General Consumer Information

Is the Interest Rate the Most Important Factor?

The answer is usually no. Interest rates are indeed important, but not necessarily the most important factor when considering a mortgage loan. While it is generally true that a lower interest rate results in a lower payment, it is important to understand that it is not always true, and that there are several other factors that should be taken into consideration when selecting the mortgage loan that is right for you.
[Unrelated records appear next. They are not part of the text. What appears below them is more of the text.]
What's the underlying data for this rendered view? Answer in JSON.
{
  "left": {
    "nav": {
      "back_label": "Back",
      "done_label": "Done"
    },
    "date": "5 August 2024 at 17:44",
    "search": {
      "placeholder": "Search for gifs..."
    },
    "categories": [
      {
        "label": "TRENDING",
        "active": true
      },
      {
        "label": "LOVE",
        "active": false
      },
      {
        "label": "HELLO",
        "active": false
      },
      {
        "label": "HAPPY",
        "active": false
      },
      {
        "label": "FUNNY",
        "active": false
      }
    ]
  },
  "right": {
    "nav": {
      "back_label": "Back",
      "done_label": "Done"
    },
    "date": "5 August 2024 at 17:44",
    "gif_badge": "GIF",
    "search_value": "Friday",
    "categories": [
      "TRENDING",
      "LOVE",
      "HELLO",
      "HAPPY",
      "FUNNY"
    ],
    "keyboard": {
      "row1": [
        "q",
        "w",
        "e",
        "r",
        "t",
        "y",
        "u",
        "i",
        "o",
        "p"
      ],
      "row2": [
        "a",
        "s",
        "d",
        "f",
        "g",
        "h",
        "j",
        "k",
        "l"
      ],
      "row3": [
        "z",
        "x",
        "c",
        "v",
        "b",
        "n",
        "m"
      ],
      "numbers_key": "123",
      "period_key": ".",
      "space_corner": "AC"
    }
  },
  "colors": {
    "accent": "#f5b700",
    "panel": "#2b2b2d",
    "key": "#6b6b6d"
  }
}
Unfortunately, many consumers focus too heavily on the interest rate because it represents the most easily identified aspect of price when it comes to a mortgage loan. This can open the door for less reputable lenders to take advantage of consumers who are too focused on the interest rate, and who may not appreciate the importance of other factors.

Paying "Points"

When considering a mortgage loan, one of the first questions you should answer is how much money you're willing to spend to secure the necessary financing. You can pay money up front in order to lower the interest rate. That process is called paying "discount points." These are the funds paid at closing to obtain a particular loan program and/or interest rate. One discount point equals one percent of the loan amount. Discount points may be paid by either the buyer or the seller.

Paying discount points generally allows for a lower interest rate. In effect, you can buy down the rate by paying money up front. Unfortunately, some consumers can be mislead by an offer of a very low interest rate when they either are not told, or do not understand, that the low rate requires payment of points. While this is certainly not limited to the Internet environment, it seems a common practice for Internet lenders to offer very low rates on their homepage - rates that require points to be paid. This type of rate tactic is also used by lenders who advertise interest rates in local newspapers.

Fast Fact

Mortgage interest rates move up and down very much like the stock market. Rates can move on a moment-to-moment basis. There is absolutely no way for anyone to know how interest rates may change an hour from now, let alone a day or week from now.

Keep in mind that advertising generally requires production of materials and advance scheduling for placement of those materials. Those requirements mean days or weeks of planning and preparation.

It can be very beneficial to consider how a lender who advertises an interest rate today, for instance in today's newspaper, could have possibly known what the rates would be today - when that advertisement was produced days in advance.

While interest rates for consumer loans - such as an automobile loan - are more stable and predictable, mortgage interest rates move constantly. Therefore, we encourage a healthy level skepticism toward advertisements for mortgage loans that offer a specific rate. It's rather like a stock broker promising that a certain stock will be trading at a certain price - next week.

While the option to pay points is a legitimate and sometimes preferred practice, you should clearly understand what is required in order to obtain any specific interest rate or loan type. Be sure to inquire with your lender about any requirement of paying discount points. You may want to pay points, you may not.

How long do you intend to own the home?

This is another important question to answer before considering an interest rate. The length of time you plan to own the home will help determine the type of loan you choose, and thus, the corresponding interest rate(s) for that loan type. For instance, if you intend to own the home for a short period of time, a 30-year fixed-rate mortgage is probably not the right loan for you. However, when inquiring about interest rates, the 30-year fixed-rate loan is the standard reference. In your situation, an adjustable rate loan or a loan with a balloon payment might best suit your needs. Therefore, information about 30-year fixed interest rate loans would be of virtually no use.